Osaka Love. Morden auf Japanisch
Aus Kapitel 10:
Nachdem Karen in ihr Appartement zurückgekehrt war und sich ein Glas Saft eingeschenkt hatte, klingelte es an der Tür.
Anna.
Wenigstens ein bisschen angenehme Abwechslung, dachte sie und öffnete.
Anna förderte zwei Päckchen Matcha-Eis zutage – das Eis mit dem unvergleichlichen Teegeschmack – und reichte Karen eins davon.
„Dieses grüne Zeug ist zu lecker! Her damit!“
„Hör mal“, begann Anna, während sie sich auf einem Küchenstuhl niederließ. „Ich muss dir noch etwas zeigen.“
Sie nahm die Samstagsausgabe einer japanischen Tageszeitung aus der Tasche und breitete sie auf dem Tisch aus.
„Schon wieder ein Mord.“
Sie wies auf die Schlagzeile.
Auf Karens Gesicht machte sich Entsetzen breit. Sie ließ sich neben Anna auf einem Stuhl nieder.
„Was steht da?“, fragte sie aufgeregt.
„Ausländischer Pianist ermordet!“
Karen sah sich das Foto neben dem Artikel genauer an.
„Das, das ist doch – Laras Freund!“
„Laras Freund? Dass er Musiker ist, sagtest du schon. Jetzt haben sie ihn auch umgebracht!“
„Und ich Idiot glaubte, wir Hostessen seien gefährdet.
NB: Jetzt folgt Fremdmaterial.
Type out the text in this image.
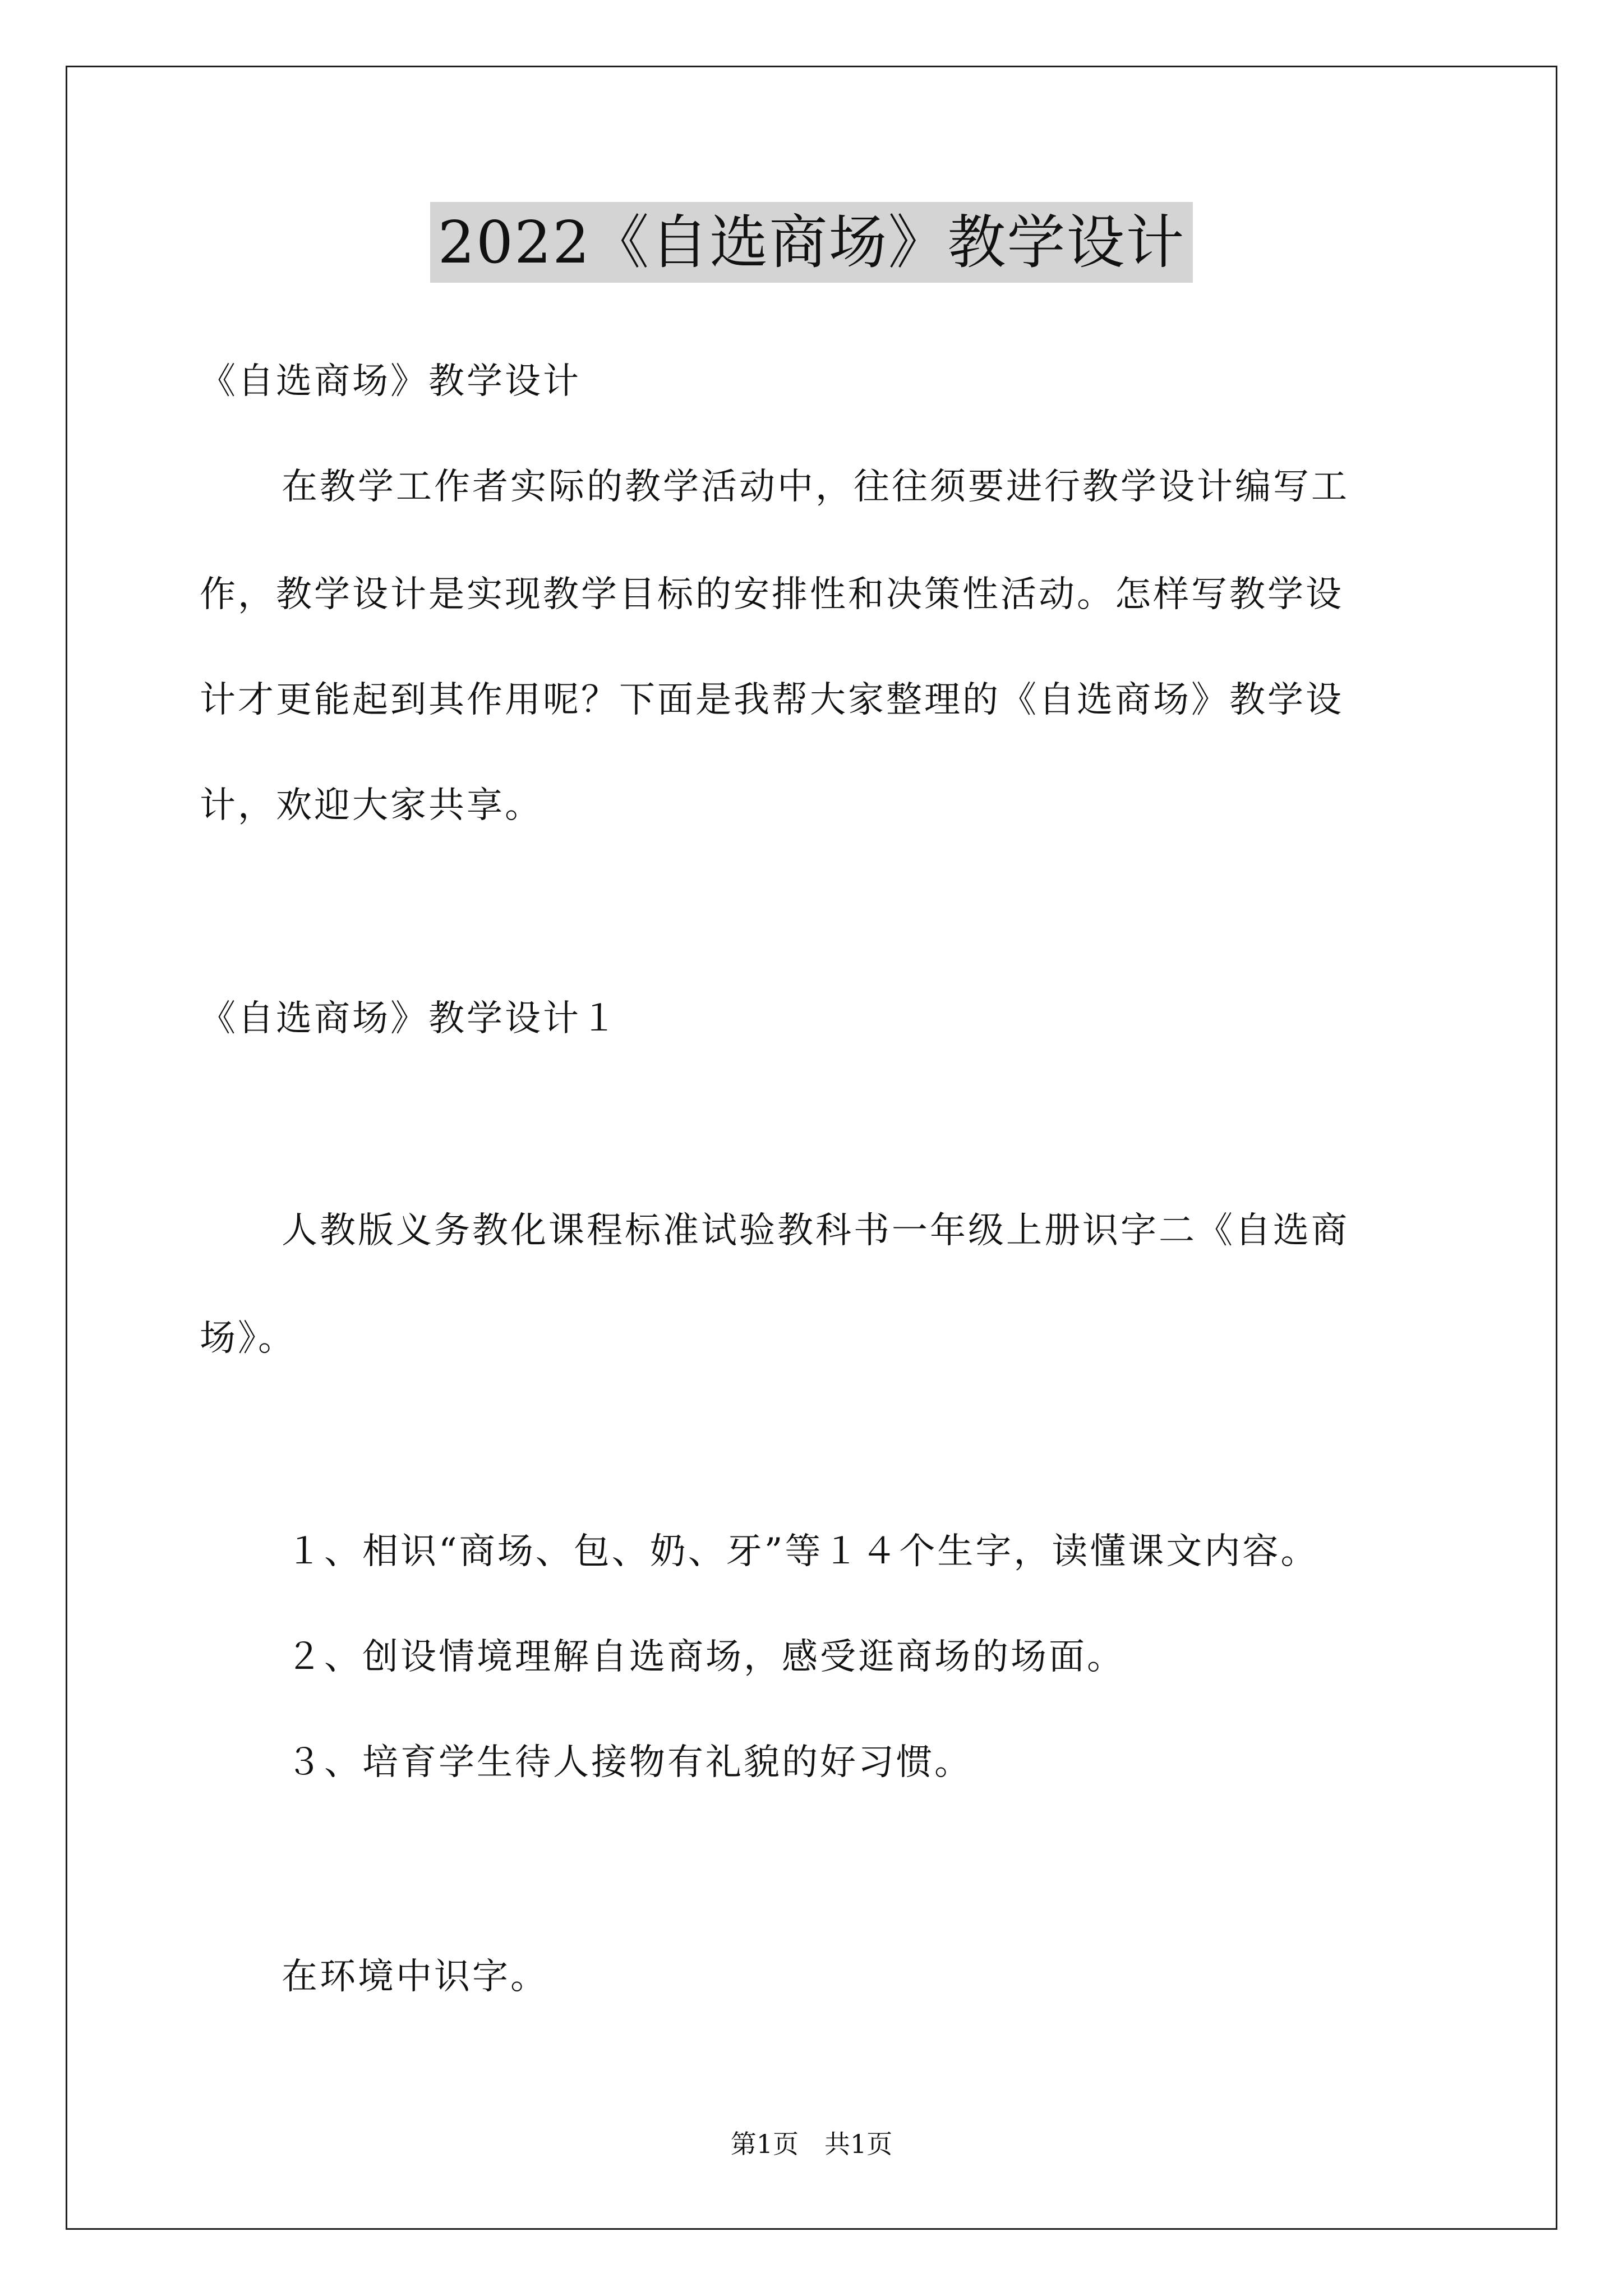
2022《自选商场》教学设计
《自选商场》教学设计
在教学工作者实际的教学活动中，往往须要进行教学设计编写工
作，教学设计是实现教学目标的安排性和决策性活动。怎样写教学设
计才更能起到其作用呢？下面是我帮大家整理的《自选商场》教学设
计，欢迎大家共享。
《自选商场》教学设计１
人教版义务教化课程标准试验教科书一年级上册识字二《自选商
场》。
１、相识“商场、包、奶、牙”等１４个生字，读懂课文内容。
２、创设情境理解自选商场，感受逛商场的场面。
３、培育学生待人接物有礼貌的好习惯。
在环境中识字。
第1页　共1页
Da muss es einen völlig anderen Zusammenhang geben.“
Karen fuhr sich ratlos mit der Hand durchs Haar.
„Was steht da noch?“
„Nicht viel. Nur, dass er von einer Künstleragentur vermittelt wurde und in Hotels und auf Hochzeiten spielte. In der Nähe seiner Wohnung, in einer dunklen Ecke brachen sie ihm zwei Finger, bevor sie ihn töteten. Ich frage dich: Wer tut denn so was?!“
„Yakuza? Hast du nicht schon einen von ihnen gedatet? Wie viele Finger hatte er noch?“
„Aber Karen! Zwischen Fingerkuppe abhacken und Finger brechen liegen doch Welten! Das ist keine Yakuza-Praktik!“
Karen stocherte in ihrem Eis. Ihr war der Appetit vergangen.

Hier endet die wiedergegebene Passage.